La coupe sauvage entretenue par certains opérateurs forestiers, associée à d’autres ravages tels ceux orchestrés par les fabricants de charbon de bois et les promoteurs de palmeraies, menacent la survie de la forêt autour des villes.
L’arrondissement de Logbadjeck dans le département de la Sanaga-maritime situé sur la rive gauche du Fleuve Dibamba et qui est frontalier avec l’arrondissement de Douala 3e dans le département du Wouri, constituait il y a encore quelques années, une importante zone de forêt autour de la métropole économique du Cameroun. Mais depuis cinq ans, cette zone est infestée par une foule de prédateurs qui vont des exploitants forestiers (pour la plupart clandestins) aux fabricants de charbon de bois en passant par des promoteurs d’exploitations agricoles, et mêmes des promoteurs immobiliers qui voient dans cette zone, une future banlieue de Douala. C’est alors que le prix de l’hectare de terrain (quasiment dépourvu de véritables arbres) qui était ici de moins de 50.000 FCFA, il y a moins de dix ans caracole aujourd’hui entre sept cent mille à un million de FCFA.

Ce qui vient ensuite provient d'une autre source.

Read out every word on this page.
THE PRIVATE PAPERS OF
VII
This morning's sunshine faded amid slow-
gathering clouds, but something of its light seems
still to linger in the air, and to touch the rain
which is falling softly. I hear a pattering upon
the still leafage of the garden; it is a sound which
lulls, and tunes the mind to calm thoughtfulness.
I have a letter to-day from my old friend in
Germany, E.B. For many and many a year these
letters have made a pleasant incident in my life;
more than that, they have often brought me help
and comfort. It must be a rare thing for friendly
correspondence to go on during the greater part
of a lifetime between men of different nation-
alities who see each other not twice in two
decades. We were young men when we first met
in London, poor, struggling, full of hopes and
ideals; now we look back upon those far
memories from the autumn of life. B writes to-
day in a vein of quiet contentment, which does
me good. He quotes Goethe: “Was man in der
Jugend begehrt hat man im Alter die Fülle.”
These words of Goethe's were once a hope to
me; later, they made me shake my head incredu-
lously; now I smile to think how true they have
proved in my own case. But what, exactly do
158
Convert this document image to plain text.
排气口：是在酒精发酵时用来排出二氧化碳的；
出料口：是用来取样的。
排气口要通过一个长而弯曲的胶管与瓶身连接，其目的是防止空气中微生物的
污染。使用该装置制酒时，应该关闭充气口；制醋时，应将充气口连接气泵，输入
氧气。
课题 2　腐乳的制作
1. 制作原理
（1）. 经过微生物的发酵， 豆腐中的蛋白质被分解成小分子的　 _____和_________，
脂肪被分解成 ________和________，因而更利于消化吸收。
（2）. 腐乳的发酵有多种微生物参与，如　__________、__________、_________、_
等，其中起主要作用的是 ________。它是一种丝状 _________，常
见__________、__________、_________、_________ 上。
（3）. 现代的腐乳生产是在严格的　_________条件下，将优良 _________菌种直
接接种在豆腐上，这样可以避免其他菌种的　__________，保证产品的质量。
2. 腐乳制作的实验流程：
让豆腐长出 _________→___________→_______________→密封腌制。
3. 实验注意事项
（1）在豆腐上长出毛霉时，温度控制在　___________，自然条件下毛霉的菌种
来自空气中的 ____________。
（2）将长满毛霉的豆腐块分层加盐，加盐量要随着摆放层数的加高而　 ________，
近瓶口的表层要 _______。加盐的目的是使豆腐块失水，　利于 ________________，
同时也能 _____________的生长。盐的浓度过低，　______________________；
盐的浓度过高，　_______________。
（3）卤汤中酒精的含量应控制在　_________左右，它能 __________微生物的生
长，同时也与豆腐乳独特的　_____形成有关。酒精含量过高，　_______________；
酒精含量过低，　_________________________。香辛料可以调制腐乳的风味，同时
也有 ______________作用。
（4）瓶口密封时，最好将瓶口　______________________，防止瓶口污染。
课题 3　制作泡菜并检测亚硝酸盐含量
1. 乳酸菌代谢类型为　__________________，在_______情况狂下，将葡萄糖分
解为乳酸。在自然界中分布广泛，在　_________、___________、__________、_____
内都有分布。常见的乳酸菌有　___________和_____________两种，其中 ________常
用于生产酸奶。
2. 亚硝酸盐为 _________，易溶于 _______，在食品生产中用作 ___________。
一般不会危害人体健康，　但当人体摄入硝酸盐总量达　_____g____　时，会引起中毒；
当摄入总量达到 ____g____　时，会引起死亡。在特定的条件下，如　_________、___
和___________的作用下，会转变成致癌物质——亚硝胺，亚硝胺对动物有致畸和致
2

Plantations de pastèques, palmeraies, bananeraies, se disputent la vedette. C’est à qui dévastera le plus la forêt pour avoir la plus grande plantation. A coté de cette déforestation accélérée, l’on doit ajouter les feux de brousse des agriculteurs, et plus grave ceux de la horde qui fabrique le charbon de bois, très prisé à Douala et dans diverses autres villes du Cameroun. En fait, la demande est permanente et croissante. C’est l’offre qui est souvent insuffisante. « Même si vous avez 1000 sacs, il suffit d’appeler deux ou trois personnes, on viendra tout ramasser», affirme un Barthelemy, qui depuis sa mise en congé technique en 1989 dans une entreprise de la place, s’est lancée dans la fabrication du charbon.
Accusés de détruire l’environnement, les uns et les autres se rejettent la responsabilité. Les exploitants forestiers ou ce qui en tient lieu, sortent la bonne vieille rengaine qui affirme que « l’agriculture est une des plus grandes causes de la déforestation ». Seulement lorsqu’on leur rétorque qu’ici même les bois sous-diamètre sont coupés, M. Lissom qui opère comme exploitant forestier manque d’arguments pour se défendre. En effet, dans cette zone, les forestiers coupent indifféremment le bois sans tenir compte de leur maturité. Les jeunes arbres alimentent les étals des vendeurs de bois de chauffage tandis que le bois des arbres un peu plus mature ravitaille les dépôts de bois de Douala.
Les uns et les autres acteurs de la déforestation ici, mettant en avant l’argument économique, déploient tellement d’énergie qu’il n’y en a plus pour longtemps pour en finir avec cette forêt qui borde la ville de Douala. En effet, personne ne se soucie ici de l’avertissement de Dr. Denis Sonwa du Centre de Recherche Forestière Internationale (CIFOR) à Yaoundé sur « l’importance des forêts ou de la végétation autour des villes. Les produits que cela peut donner aux populations des villages concernés et celles des villes ; les services écologiques qu’on peut tirer sont enlevés. La biomasse qui est extraite de ce milieu. Il est urgent de voir comment l’on peut planifier la durabilité. Ce qui veut dire avoir des initiatives pour essayer de reforester autant que possible dans le milieu.»
Les pouvoirs publics peuvent-ils mettre un terme à cette dévastation de la forêt et préserver ce qu’il en reste voire engager une régénération des arbres détruits ? La question est de mise.